Yes there were things I could have done without in this episode. This is the second time this season the Doctor's been shown regenerating. It's not the ludicrous excess of season six, where just shy of half of the episodes featured some element of the regeneration effect, but it's still too much. It's possible, perhaps even likely, this is all going to tie into Capaldi's exit. The Mondasian Cybermen being introduced in the First Doctor's final story and Capaldi being so close to leaving, along with this episode starting with him seemingly regenerating, invites comparisons and the drawing of parallels8. If this is all tied into Capaldi's exit the regeneration becomes easier to overlook.
Essentially what I'm saying is that this episode was very good. The best we've had in series ten. Possibly the best we've had since Moffat took over, though that's a bigger claim and one I'd need to rewatch for things before stating absolutely. But it's clearly up there amongst the best work Moffat's done for Doctor Who. If he's driven you away with his nonsense since 2010 come back for this.
1 He's been doing this since The Girl in the Fireplace in 2006 and it was particularly prominent during the Matt Smith series.
2 The Girl in the Fireplace again. See also the Library two-parter where a little girl who appeared to be living in suburban England had an alien planet, and the Doctor, inside her head.
3 This has been a recent development. It's a rarity amongst Moffat tropes in that it's not designed to show how clever he is and is more about exploring the backstory and nature of a supporting character.
4 The most obvious example is Rory becoming a plastic centurion. It's worth mentioning Danny Pink though, because he got turned into a Cyberman too. Redoing exactly the same thing with Bill (albeit in a far more effective manner) has to qualify as a new low even for Moffat, right? He's not even tried to hide the fact that it's the same thing done again.
5 Basically any of his two part stories. It's not a criticism of his work. It's actually a good trick to be able to pull off with modern Who cliffhangers. But that doesn't change the fact that it's something associated with Moffles more than any other writer on the show.

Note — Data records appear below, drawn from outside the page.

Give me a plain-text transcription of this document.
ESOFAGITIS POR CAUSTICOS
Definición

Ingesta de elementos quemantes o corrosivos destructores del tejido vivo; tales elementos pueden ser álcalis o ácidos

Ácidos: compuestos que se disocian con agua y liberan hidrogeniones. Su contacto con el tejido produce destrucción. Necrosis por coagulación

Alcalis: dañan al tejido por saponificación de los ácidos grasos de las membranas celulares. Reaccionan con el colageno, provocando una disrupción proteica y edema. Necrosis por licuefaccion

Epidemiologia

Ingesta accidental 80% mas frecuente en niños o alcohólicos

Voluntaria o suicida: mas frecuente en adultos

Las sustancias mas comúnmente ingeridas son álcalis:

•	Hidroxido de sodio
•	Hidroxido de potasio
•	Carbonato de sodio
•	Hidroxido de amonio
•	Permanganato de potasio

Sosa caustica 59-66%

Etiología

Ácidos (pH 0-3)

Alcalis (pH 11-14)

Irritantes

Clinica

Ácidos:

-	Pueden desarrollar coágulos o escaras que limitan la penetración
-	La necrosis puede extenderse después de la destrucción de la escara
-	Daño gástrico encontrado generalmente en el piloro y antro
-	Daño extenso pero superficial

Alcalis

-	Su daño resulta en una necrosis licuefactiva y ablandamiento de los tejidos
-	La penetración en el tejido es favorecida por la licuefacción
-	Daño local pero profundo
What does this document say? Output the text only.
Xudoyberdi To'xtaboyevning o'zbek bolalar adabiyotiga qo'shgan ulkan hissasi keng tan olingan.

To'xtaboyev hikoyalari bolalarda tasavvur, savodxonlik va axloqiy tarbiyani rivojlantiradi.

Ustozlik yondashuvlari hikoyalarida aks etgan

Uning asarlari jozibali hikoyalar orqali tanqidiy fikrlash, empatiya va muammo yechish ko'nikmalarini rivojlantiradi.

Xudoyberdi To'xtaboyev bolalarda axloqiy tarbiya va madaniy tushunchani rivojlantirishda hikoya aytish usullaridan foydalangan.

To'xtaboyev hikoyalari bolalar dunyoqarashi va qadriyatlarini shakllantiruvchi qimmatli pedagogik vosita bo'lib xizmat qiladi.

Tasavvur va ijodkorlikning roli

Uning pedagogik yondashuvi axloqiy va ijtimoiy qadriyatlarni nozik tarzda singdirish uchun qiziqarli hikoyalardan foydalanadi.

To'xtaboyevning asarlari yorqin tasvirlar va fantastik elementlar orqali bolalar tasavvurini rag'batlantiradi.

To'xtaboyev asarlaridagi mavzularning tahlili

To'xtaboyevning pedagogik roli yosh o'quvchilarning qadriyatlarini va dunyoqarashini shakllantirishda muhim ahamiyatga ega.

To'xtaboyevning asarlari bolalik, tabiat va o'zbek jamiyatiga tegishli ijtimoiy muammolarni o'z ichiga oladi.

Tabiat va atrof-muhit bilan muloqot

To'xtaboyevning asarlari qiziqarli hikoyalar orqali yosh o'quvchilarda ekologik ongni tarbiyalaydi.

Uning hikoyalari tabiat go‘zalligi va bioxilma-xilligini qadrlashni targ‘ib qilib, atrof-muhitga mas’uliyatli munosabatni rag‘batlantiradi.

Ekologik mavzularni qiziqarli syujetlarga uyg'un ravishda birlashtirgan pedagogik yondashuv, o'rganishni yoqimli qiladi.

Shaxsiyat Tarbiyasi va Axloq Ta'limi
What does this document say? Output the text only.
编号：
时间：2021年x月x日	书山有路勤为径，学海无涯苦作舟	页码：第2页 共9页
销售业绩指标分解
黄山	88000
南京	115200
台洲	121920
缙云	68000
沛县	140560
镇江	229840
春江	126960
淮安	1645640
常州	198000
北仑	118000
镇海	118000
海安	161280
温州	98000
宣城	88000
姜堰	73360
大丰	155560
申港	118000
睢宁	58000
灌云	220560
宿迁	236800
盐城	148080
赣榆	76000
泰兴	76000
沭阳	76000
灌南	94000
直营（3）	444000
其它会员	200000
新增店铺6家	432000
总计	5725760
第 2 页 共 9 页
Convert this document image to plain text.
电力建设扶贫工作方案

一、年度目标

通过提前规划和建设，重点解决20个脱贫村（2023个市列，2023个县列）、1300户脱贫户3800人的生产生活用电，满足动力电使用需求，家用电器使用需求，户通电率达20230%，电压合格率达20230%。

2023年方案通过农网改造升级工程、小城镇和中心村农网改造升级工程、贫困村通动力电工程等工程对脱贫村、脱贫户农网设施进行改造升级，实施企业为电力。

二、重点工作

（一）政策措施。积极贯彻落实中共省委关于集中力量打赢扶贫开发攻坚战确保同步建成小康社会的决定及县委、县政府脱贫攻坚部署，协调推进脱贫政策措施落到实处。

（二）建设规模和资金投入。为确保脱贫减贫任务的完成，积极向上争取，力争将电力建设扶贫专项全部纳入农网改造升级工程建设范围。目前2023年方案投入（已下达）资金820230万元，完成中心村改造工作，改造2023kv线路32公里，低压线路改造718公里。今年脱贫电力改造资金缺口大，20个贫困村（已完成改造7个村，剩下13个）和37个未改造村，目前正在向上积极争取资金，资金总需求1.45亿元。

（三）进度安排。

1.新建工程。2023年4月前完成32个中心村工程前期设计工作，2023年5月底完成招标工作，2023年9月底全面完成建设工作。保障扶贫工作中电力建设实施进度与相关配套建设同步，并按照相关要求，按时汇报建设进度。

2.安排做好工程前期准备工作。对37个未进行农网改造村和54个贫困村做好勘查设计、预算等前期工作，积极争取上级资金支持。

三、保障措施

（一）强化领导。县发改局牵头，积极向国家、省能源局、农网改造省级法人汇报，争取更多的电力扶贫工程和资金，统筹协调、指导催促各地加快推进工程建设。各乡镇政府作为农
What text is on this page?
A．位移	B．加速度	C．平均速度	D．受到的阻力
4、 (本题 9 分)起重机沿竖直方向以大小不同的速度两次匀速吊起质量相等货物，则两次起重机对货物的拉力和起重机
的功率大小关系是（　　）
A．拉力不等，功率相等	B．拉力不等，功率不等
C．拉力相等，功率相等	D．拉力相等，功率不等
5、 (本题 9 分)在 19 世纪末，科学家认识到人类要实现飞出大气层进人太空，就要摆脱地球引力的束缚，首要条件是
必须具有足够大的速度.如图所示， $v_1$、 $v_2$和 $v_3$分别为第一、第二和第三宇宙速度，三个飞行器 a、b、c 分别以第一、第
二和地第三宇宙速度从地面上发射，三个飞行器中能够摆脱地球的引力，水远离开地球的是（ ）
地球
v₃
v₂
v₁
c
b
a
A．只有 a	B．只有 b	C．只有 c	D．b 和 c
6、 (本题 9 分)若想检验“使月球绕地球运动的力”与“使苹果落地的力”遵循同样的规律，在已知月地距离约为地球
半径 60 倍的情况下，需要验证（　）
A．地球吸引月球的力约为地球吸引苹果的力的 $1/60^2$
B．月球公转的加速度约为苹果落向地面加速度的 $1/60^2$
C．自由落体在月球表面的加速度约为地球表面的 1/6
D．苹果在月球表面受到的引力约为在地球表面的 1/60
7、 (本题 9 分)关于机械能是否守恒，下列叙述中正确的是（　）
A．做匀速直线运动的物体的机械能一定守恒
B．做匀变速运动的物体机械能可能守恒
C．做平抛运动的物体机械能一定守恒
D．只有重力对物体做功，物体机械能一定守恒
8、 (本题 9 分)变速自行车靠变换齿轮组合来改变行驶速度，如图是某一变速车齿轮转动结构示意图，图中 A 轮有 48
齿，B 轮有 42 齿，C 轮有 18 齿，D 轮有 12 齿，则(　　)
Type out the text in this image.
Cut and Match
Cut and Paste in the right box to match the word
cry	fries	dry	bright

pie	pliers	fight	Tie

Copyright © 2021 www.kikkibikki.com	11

6 The key, unsurprisingly, was making better use of characters. A big part of what made this episode work was the reveal of the Master in a story alongside Missy. It works well because it's a returning character interacting with a recurring character from the last few years. Another element of this episode's success was the fate of Bill, who spent years waiting for the Doctor at his request, only to die just before he arrived. That's not something that would work without Bill having been such an engaging character over the last couple of months.
7 Yes, that includes Genesis of the Daleks. It's good but not as good as its reputation makes out. I'm also including Listen, Moffat's "secret origin" of the Doctor. But that was awful so it's not really much of an accomplishment.
8 Never even mind those David Bradley rumours.